Perseteruan Prancis Selama Puluhan Tahun Atas Penggunaan Hijab Kembali Menjadi Pusat Perhatian
RIAU24.COM - Pekan lalu, seorang anggota partai La Republique en Marche (LREM) Presiden Prancis Emmanuel Macron keluar dari sidang Majelis Nasional, mengatakan bahwa kehadiran seorang siswa berkerudung bertentangan dengan nilai-nilai sekuler negara itu - sebuah aksi yang telah memperbarui perdebatan tentang jilbab. .
“Sebagai Anggota Parlemen dan seorang feminis, yang berkomitmen pada nilai-nilai Republik, untuk laicite dan hak-hak perempuan, saya tidak dapat menerima seseorang yang menghadiri sidang Majelis Nasional dengan mengenakan jilbab, yang bagi saya tetap merupakan tanda ketundukan,” tulis Anne-Christine Lang di Twitter tak lama setelah meninggalkan sesi tengah sidang.

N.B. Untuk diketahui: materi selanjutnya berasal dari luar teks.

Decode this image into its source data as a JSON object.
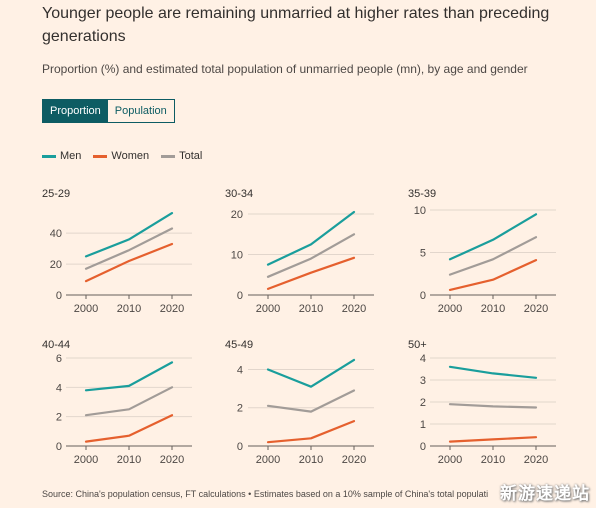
{
  "title": "Younger people are remaining unmarried at higher rates than preceding generations",
  "subtitle": "Proportion (%) and estimated total population of unmarried people (mn), by age and gender",
  "toggle": {
    "options": [
      "Proportion",
      "Population"
    ],
    "active": "Proportion"
  },
  "colors": {
    "men": "#1a9e9c",
    "women": "#e5602e",
    "total": "#a29c98",
    "active_toggle": "#0d5c63"
  },
  "legend": [
    {
      "label": "Men",
      "color": "#1a9e9c"
    },
    {
      "label": "Women",
      "color": "#e5602e"
    },
    {
      "label": "Total",
      "color": "#a29c98"
    }
  ],
  "source": "Source: China's population census, FT calculations • Estimates based on a 10% sample of China's total populati",
  "watermark": "新游速递站",
  "chart_data": [
    {
      "type": "line",
      "title": "25-29",
      "x": [
        2000,
        2010,
        2020
      ],
      "ylim": [
        0,
        55
      ],
      "yticks": [
        0,
        20,
        40
      ],
      "series": [
        {
          "name": "Men",
          "values": [
            25,
            36,
            53
          ]
        },
        {
          "name": "Women",
          "values": [
            9,
            22,
            33
          ]
        },
        {
          "name": "Total",
          "values": [
            17,
            29,
            43
          ]
        }
      ]
    },
    {
      "type": "line",
      "title": "30-34",
      "x": [
        2000,
        2010,
        2020
      ],
      "ylim": [
        0,
        21
      ],
      "yticks": [
        0,
        10,
        20
      ],
      "series": [
        {
          "name": "Men",
          "values": [
            7.5,
            12.5,
            20.5
          ]
        },
        {
          "name": "Women",
          "values": [
            1.5,
            5.5,
            9.2
          ]
        },
        {
          "name": "Total",
          "values": [
            4.5,
            9,
            15
          ]
        }
      ]
    },
    {
      "type": "line",
      "title": "35-39",
      "x": [
        2000,
        2010,
        2020
      ],
      "ylim": [
        0,
        10
      ],
      "yticks": [
        0,
        5,
        10
      ],
      "series": [
        {
          "name": "Men",
          "values": [
            4.2,
            6.5,
            9.5
          ]
        },
        {
          "name": "Women",
          "values": [
            0.6,
            1.8,
            4.1
          ]
        },
        {
          "name": "Total",
          "values": [
            2.4,
            4.2,
            6.8
          ]
        }
      ]
    },
    {
      "type": "line",
      "title": "40-44",
      "x": [
        2000,
        2010,
        2020
      ],
      "ylim": [
        0,
        6
      ],
      "yticks": [
        0,
        2,
        4,
        6
      ],
      "series": [
        {
          "name": "Men",
          "values": [
            3.8,
            4.1,
            5.7
          ]
        },
        {
          "name": "Women",
          "values": [
            0.3,
            0.7,
            2.1
          ]
        },
        {
          "name": "Total",
          "values": [
            2.1,
            2.5,
            4.0
          ]
        }
      ]
    },
    {
      "type": "line",
      "title": "45-49",
      "x": [
        2000,
        2010,
        2020
      ],
      "ylim": [
        0,
        4.6
      ],
      "yticks": [
        0,
        2,
        4
      ],
      "series": [
        {
          "name": "Men",
          "values": [
            4.0,
            3.1,
            4.5
          ]
        },
        {
          "name": "Women",
          "values": [
            0.2,
            0.4,
            1.3
          ]
        },
        {
          "name": "Total",
          "values": [
            2.1,
            1.8,
            2.9
          ]
        }
      ]
    },
    {
      "type": "line",
      "title": "50+",
      "x": [
        2000,
        2010,
        2020
      ],
      "ylim": [
        0,
        4
      ],
      "yticks": [
        0,
        1,
        2,
        3,
        4
      ],
      "series": [
        {
          "name": "Men",
          "values": [
            3.6,
            3.3,
            3.1
          ]
        },
        {
          "name": "Women",
          "values": [
            0.2,
            0.3,
            0.4
          ]
        },
        {
          "name": "Total",
          "values": [
            1.9,
            1.8,
            1.75
          ]
        }
      ]
    }
  ]
}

Murid tersebut, Maryam Pougetoux yang berusia 21 tahun, mewakili serikat siswa selama diskusi tentang cara meminimalkan efek krisis kesehatan COVID-19 pada kaum muda. Pougetoux tidak asing dengan serangan karena mengenakan jilbab. Pada 2018, ia menerima kritik serupa karena mengenakan jilbab saat wawancara televisi.
Mengenakan jilbab dilarang di sekolah-sekolah Prancis dan untuk pegawai negeri di tempat kerja mereka. Perseteruan Prancis selama puluhan tahun atas jilbab didasarkan pada tradisi laicite negara, sebuah bentuk sekularisme ketat yang, antara lain, melarang orang mengenakan simbol agama di sekolah umum.
“Di Prancis, kami pikir semua agama sama dan tidak boleh berada di ruang publik,” Alexis Poulin, seorang analis politik dan pendiri situs berita Le Monde Moderne mengatakan kepada Al Jazeera.
Tetapi menurut Poulin, interpretasi Lang terhadap hukum itu terlalu jauh.